Today I wanted to talk about racism in minority communities. We all know it exists. Whether that be in stereotypes or plain out right racism, its there.
Within the South Asian community I believe the roots of a specific type of racism, i.e. fair being better than dark. Stemmed from British colonialism, after all they were there for almost 200 years.
Nevertheless I am sure racism was prevalent before their arrival, but it seems as though almost every country where the British had their colonies seemed to have this view. This view that is so very present today.
Today within South Asian communities, and I can only speak for such communities. These are the very same standards beauty is based on. It is viewed that if you are fair or thin you will be perceived as more beautiful and will therefore attract more potential suitors. Whereas if you are dark skinned almost all the aunties look at you in pity and according to them you wouldn’t get much choice.
Now times have changed since arranged marriages and fussy mother in laws. But it seems people still view fair skinned girls as more beautiful than those who are dark skinned. It’s almost as if European body standards have been shoved so hard into society, that people can’t seem to move away from it.
In many countries skin lightening or bleaching cosmetics are booming! Making billions off of the ideals that many people of colour have.
Dark skinned people no longer feel beautiful or are told not to feel beautiful simply because their skin contains more melanin.
To the outside world this may seem silly, but this is very prevalent within society. White is seen as successful whereas black is seen as uneducated. Stereotypes exist within every culture and extend far more than beauty standards.

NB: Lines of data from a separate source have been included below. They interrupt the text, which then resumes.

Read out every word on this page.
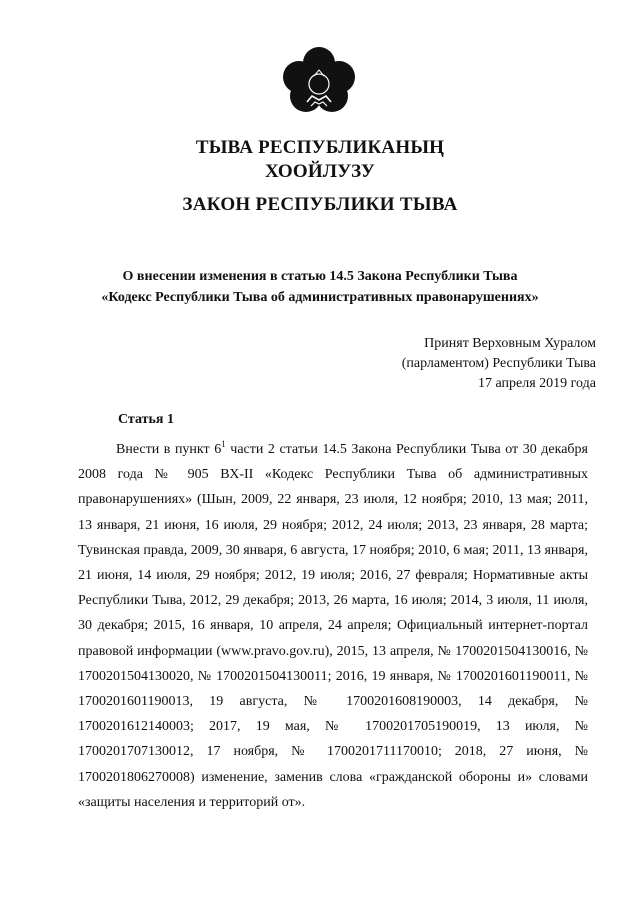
ТЫВА РЕСПУБЛИКАНЫҢ
ХООЙЛУЗУ
ЗАКОН РЕСПУБЛИКИ ТЫВА
О внесении изменения в статью 14.5 Закона Республики Тыва
«Кодекс Республики Тыва об административных правонарушениях»
Принят Верховным Хуралом
(парламентом) Республики Тыва
17 апреля 2019 года
Статья 1
Внести в пункт $6^1$ части 2 статьи 14.5 Закона Республики Тыва от 30 декабря 2008 года № 905 ВХ-II «Кодекс Республики Тыва об административных правонарушениях» (Шын, 2009, 22 января, 23 июля, 12 ноября; 2010, 13 мая; 2011, 13 января, 21 июня, 16 июля, 29 ноября; 2012, 24 июля; 2013, 23 января, 28 марта; Тувинская правда, 2009, 30 января, 6 августа, 17 ноября; 2010, 6 мая; 2011, 13 января, 21 июня, 14 июля, 29 ноября; 2012, 19 июля; 2016, 27 февраля; Нормативные акты Республики Тыва, 2012, 29 декабря; 2013, 26 марта, 16 июля; 2014, 3 июля, 11 июля, 30 декабря; 2015, 16 января, 10 апреля, 24 апреля; Официальный интернет-портал правовой информации (www.pravo.gov.ru), 2015, 13 апреля, № 1700201504130016, № 1700201504130020, № 1700201504130011; 2016, 19 января, № 1700201601190011, № 1700201601190013, 19 августа, № 1700201608190003, 14 декабря, № 1700201612140003; 2017, 19 мая, № 1700201705190019, 13 июля, № 1700201707130012, 17 ноября, № 1700201711170010; 2018, 27 июня, № 1700201806270008) изменение, заменив слова «гражданской обороны и» словами «защиты населения и территорий от».
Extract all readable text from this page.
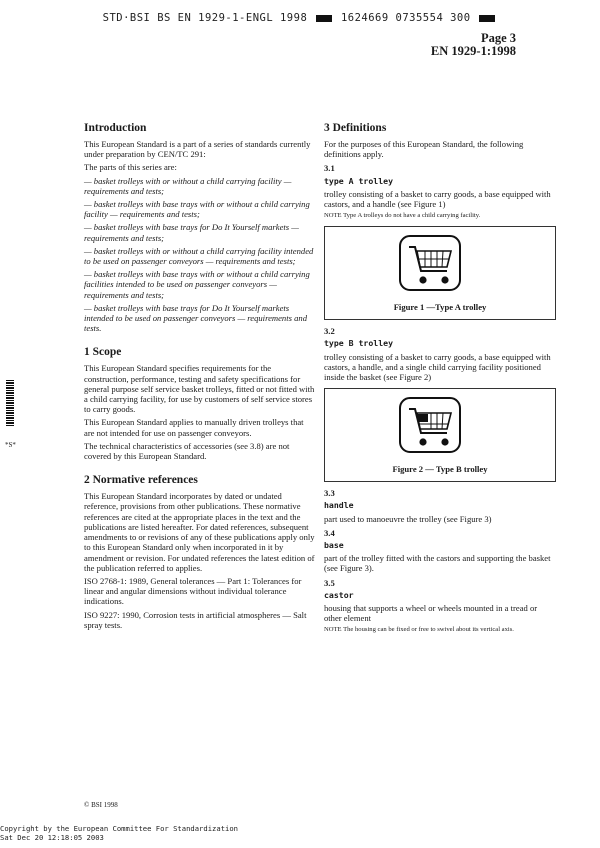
STD·BSI BS EN 1929-1-ENGL 1998	1624669 0735554 300
Page 3
EN 1929-1:1998
Introduction

This European Standard is a part of a series of standards currently under preparation by CEN/TC 291:

The parts of this series are:

— basket trolleys with or without a child carrying facility — requirements and tests;
— basket trolleys with base trays with or without a child carrying facility — requirements and tests;
— basket trolleys with base trays for Do It Yourself markets — requirements and tests;
— basket trolleys with or without a child carrying facility intended to be used on passenger conveyors — requirements and tests;
— basket trolleys with base trays with or without a child carrying facilities intended to be used on passenger conveyors — requirements and tests;
— basket trolleys with base trays for Do It Yourself markets intended to be used on passenger conveyors — requirements and tests.
1 Scope

This European Standard specifies requirements for the construction, performance, testing and safety specifications for general purpose self service basket trolleys, fitted or not fitted with a child carrying facility, for use by customers of self service stores to carry goods.

This European Standard applies to manually driven trolleys that are not intended for use on passenger conveyors.

The technical characteristics of accessories (see 3.8) are not covered by this European Standard.

2 Normative references

This European Standard incorporates by dated or undated reference, provisions from other publications. These normative references are cited at the appropriate places in the text and the publications are listed hereafter. For dated references, subsequent amendments to or revisions of any of these publications apply only to this European Standard only when incorporated in it by amendment or revision. For undated references the latest edition of the publication referred to applies.

ISO 2768-1: 1989, General tolerances — Part 1: Tolerances for linear and angular dimensions without individual tolerance indications.

ISO 9227: 1990, Corrosion tests in artificial atmospheres — Salt spray tests.

3 Definitions

For the purposes of this European Standard, the following definitions apply.

3.1
type A trolley

trolley consisting of a basket to carry goods, a base equipped with castors, and a handle (see Figure 1)

NOTE Type A trolleys do not have a child carrying facility.
Figure 1 —Type A trolley
3.2
type B trolley

trolley consisting of a basket to carry goods, a base equipped with castors, a handle, and a single child carrying facility positioned inside the basket (see Figure 2)

Figure 2 — Type B trolley
3.3
handle

part used to manoeuvre the trolley (see Figure 3)

3.4
base

part of the trolley fitted with the castors and supporting the basket (see Figure 3).

3.5
castor

housing that supports a wheel or wheels mounted in a tread or other element

NOTE The housing can be fixed or free to swivel about its vertical axis.
*S*
© BSI 1998
Copyright by the European Committee For Standardization
Sat Dec 20 12:18:05 2003
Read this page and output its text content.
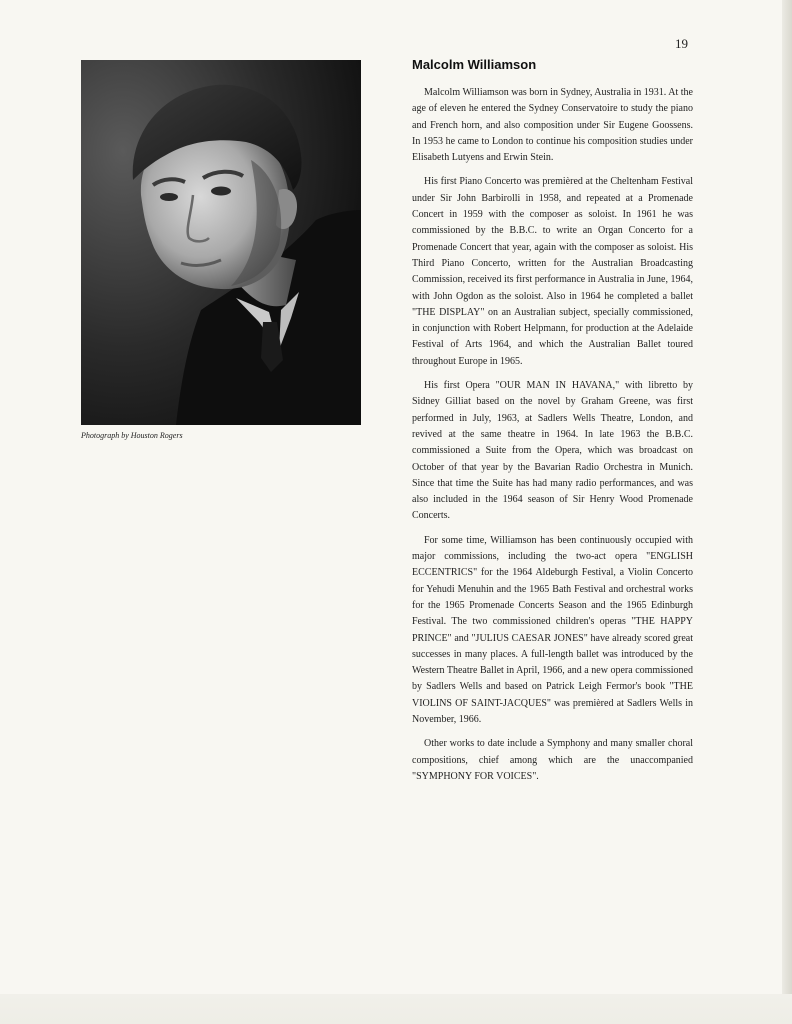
19
Photograph by Houston Rogers
Malcolm Williamson

Malcolm Williamson was born in Sydney, Australia in 1931. At the age of eleven he entered the Sydney Conservatoire to study the piano and French horn, and also composition under Sir Eugene Goossens. In 1953 he came to London to continue his composition studies under Elisabeth Lutyens and Erwin Stein.

His first Piano Concerto was premièred at the Cheltenham Festival under Sir John Barbirolli in 1958, and repeated at a Promenade Concert in 1959 with the composer as soloist. In 1961 he was commissioned by the B.B.C. to write an Organ Concerto for a Promenade Concert that year, again with the composer as soloist. His Third Piano Concerto, written for the Australian Broadcasting Commission, received its first performance in Australia in June, 1964, with John Ogdon as the soloist. Also in 1964 he completed a ballet "THE DISPLAY" on an Australian subject, specially commissioned, in conjunction with Robert Helpmann, for production at the Adelaide Festival of Arts 1964, and which the Australian Ballet toured throughout Europe in 1965.

His first Opera "OUR MAN IN HAVANA," with libretto by Sidney Gilliat based on the novel by Graham Greene, was first performed in July, 1963, at Sadlers Wells Theatre, London, and revived at the same theatre in 1964. In late 1963 the B.B.C. commissioned a Suite from the Opera, which was broadcast on October of that year by the Bavarian Radio Orchestra in Munich. Since that time the Suite has had many radio performances, and was also included in the 1964 season of Sir Henry Wood Promenade Concerts.

For some time, Williamson has been continuously occupied with major commissions, including the two-act opera "ENGLISH ECCENTRICS" for the 1964 Aldeburgh Festival, a Violin Concerto for Yehudi Menuhin and the 1965 Bath Festival and orchestral works for the 1965 Promenade Concerts Season and the 1965 Edinburgh Festival. The two commissioned children's operas "THE HAPPY PRINCE" and "JULIUS CAESAR JONES" have already scored great successes in many places. A full-length ballet was introduced by the Western Theatre Ballet in April, 1966, and a new opera commissioned by Sadlers Wells and based on Patrick Leigh Fermor's book "THE VIOLINS OF SAINT-JACQUES" was premièred at Sadlers Wells in November, 1966.

Other works to date include a Symphony and many smaller choral compositions, chief among which are the unaccompanied "SYMPHONY FOR VOICES".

Now this is something we can definitely change, by questioning the standards individuals have. Especially elders and helping them recognise that the basis for having these standards make no sense. We then have the duty to handle these stereotypes head on whenever we see discrimination. And push new fair standards out within our communities. The first step is noticing these prejudices and speaking out against them, so don’t be afraid to do so.